We know Antlr4 is using the sync-and-return recovery mechanism. For example, I have the following simple grammar:

grammar Hello;
r  : prefix body ;
prefix: 'hello' ':';
body: INT ID ;
INT: [0-9]+ ;
ID : [a-z]+ ; 
WS : [ \t\r\n]+ -> skip ;

I use the following listener to grab the input:

public class HelloLoader extends HelloBaseListener {
    String input;
    public void exitR(HelloParser.RContext ctx) {
        input = ctx.getText();
    }
}

The main method in my HelloRunner looks like this:

public static void main(String[] args) throws IOException {
    CharStream input = CharStreams.fromStream(System.in);
    HelloLexer lexer = new HelloLexer(input);
    CommonTokenStream tokens = new CommonTokenStream(lexer);
    HelloParser parser = new HelloParser(tokens);
    ParseTree tree = parser.r();
    ParseTreeWalker walker = new ParseTreeWalker();
    HelloLoader loader = new HelloLoader();
    walker.walk(loader, tree);
    System.out.println(loader.input); 
}

Now if I enter a correct input "hello : 1 morning", I will get hello:1morning, as expected.

What if an incorrect input "hello ; 1 morning"? I will get the following output:

line 1:6 token recognition error at: ';'
line 1:8 missing ':' at '1'
hello<missing ':'>1morning

It seems that Antlr4 automatically recognized a wrong token ";" and delete it; however, it will not smartly add ":" in the corresponding place, but just claim <missing ':'>.
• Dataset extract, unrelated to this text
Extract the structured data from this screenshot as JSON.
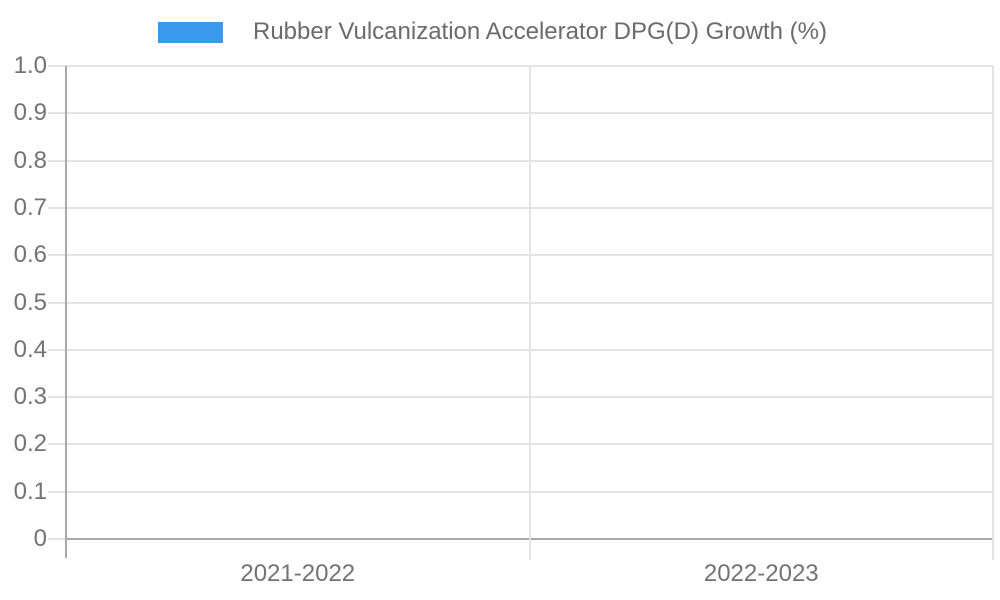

My question is: is there some way to solve this problem so that when Antlr found an error it will automatically fix it? How to achieve this coding? Do we need other tools?

1
I think you could try to use a custom error recovery mechanism that extends the existing one... I'm pretty sure ANTLR lets you do thisRaven

1 Answers

0
votes

Typically the input for a parser comes from some source file that contains some code or text that (supposedly) conforms to some grammar. A typical use scenario for syntax errors is to alert the user so that the source file can be corrected.

As the commented noted, you can insert your own error recovery system, but before trying to insert a single token into the token stream and recover, please consider that it would be a very limited solution. Why? Consider a much richer grammar where for a given token, many -- perhaps dozens or hundreds -- of other tokens can legally follow it. How would a single-token replacement strategy work then?

The hello.g4 example is the epitome of a trivial grammar, the "hello world" of ANTLR. But most of the time, for non-trivial grammars, the best we can do with imperfect syntax is to simply alert the user so the syntax can be corrected.